Nearest neighbor estimators
Kraskov
Entropies.Kraskov
— Typek-th nearest neighbour(kNN) based
Kraskov(k::Int = 1, w::Int = 1) <: NearestNeighborEntropyEstimator
Entropy estimator based on k
-th nearest neighbor searches[Kraskov2004].
w
is the number of nearest neighbors to exclude when searching for neighbours (defaults to 0
, meaning that only the point itself is excluded).
This estimator is only available for entropy estimation. Probabilities cannot be obtained directly.
Kozachenko-Leonenko
Entropies.KozachenkoLeonenko
— TypeNearest neighbour(NN) based
KozachenkoLeonenko(; w::Int = 0) <: NearestNeighborEntropyEstimator
Entropy estimator based on nearest neighbors. This implementation is based on Kozachenko & Leonenko (1987)[KozachenkoLeonenko1987], as described in Charzyńska and Gambin (2016)[Charzyńska2016].
w
is the Theiler window (defaults to 0
, meaning that only the point itself is excluded when searching for neighbours).

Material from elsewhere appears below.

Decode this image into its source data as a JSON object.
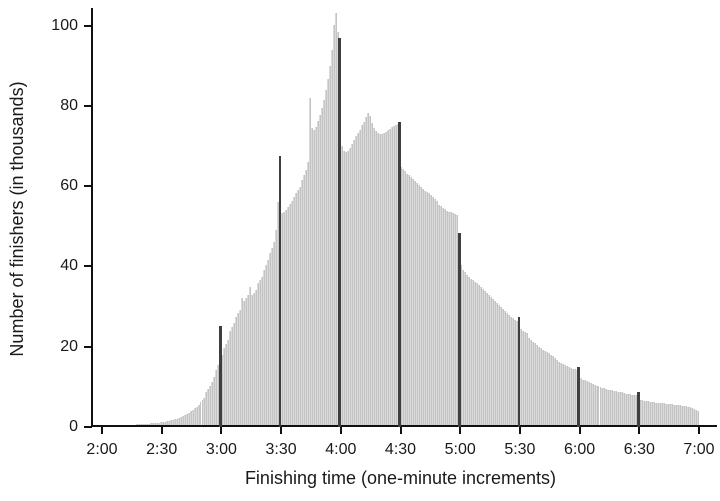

This estimator is only available for entropy estimation. Probabilities cannot be obtained directly.
Example
This example reproduces Figure in Charzyńska & Gambin (2016)[Charzyńska2016]. Both estimators nicely converge to the true entropy with increasing time series length. For a uniform 1D distribution $U(0, 1)$, the true entropy is 0
(red line).
using Entropies, DelayEmbeddings, StatsBase
import Distributions: Uniform, Normal
Ns = [100:100:500; 1000:1000:10000]
Ekl = Vector{Vector{Float64}}(undef, 0)
Ekr = Vector{Vector{Float64}}(undef, 0)
est_nn = KozachenkoLeonenko(w = 0)
# with k = 1, Kraskov is virtually identical to KozachenkoLeonenko, so pick a higher
# number of neighbors
est_knn = Kraskov(w = 0, k = 3)
nreps = 50
for N in Ns
kl = Float64[]
kr = Float64[]
for i = 1:nreps
pts = Dataset([rand(Uniform(0, 1), 1) for i = 1:N]);
push!(kl, genentropy(pts, est_nn))
# with k = 1 almost identical
push!(kr, genentropy(pts, est_knn))
end
push!(Ekl, kl)
push!(Ekr, kr)
end
# Plot
using PyPlot, StatsBase
f = figure(figsize = (5,6))
ax = subplot(211)
px = PyPlot.plot(Ns, mean.(Ekl); color = "C1", label = "KozachenkoLeonenko");
PyPlot.plot(Ns, mean.(Ekl) .+ StatsBase.std.(Ekl); color = "C1", label = "");
PyPlot.plot(Ns, mean.(Ekl) .- StatsBase.std.(Ekl); color = "C1", label = "");
xlabel("Time step"); ylabel("Entropy (nats)"); legend()
ay = subplot(212)
py = PyPlot.plot(Ns, mean.(Ekr); color = "C2", label = "Kraskov");
PyPlot.plot(Ns, mean.(Ekr) .+ StatsBase.std.(Ekr); color = "C2", label = "");
PyPlot.plot(Ns, mean.(Ekr) .- StatsBase.std.(Ekr); color = "C2", label = "");
xlabel("Time step"); ylabel("Entropy (nats)"); legend()
tight_layout()
PyPlot.savefig("nn_entropy_example.png")
- Kraskov2004Kraskov, A., Stögbauer, H., & Grassberger, P. (2004). Estimating mutual information. Physical review E, 69(6), 066138.
- Charzyńska2016Charzyńska, A., & Gambin, A. (2016). Improvement of the k-NN entropy estimator with applications in systems biology. Entropy, 18(1), 13.
- KozachenkoLeonenko1987Kozachenko, L. F., & Leonenko, N. N. (1987). Sample estimate of the entropy of a random vector. Problemy Peredachi Informatsii, 23(2), 9-16.
- Charzyńska2016Charzyńska, A., & Gambin, A. (2016). Improvement of the k-NN entropy estimator with applications in systems biology. Entropy, 18(1), 13.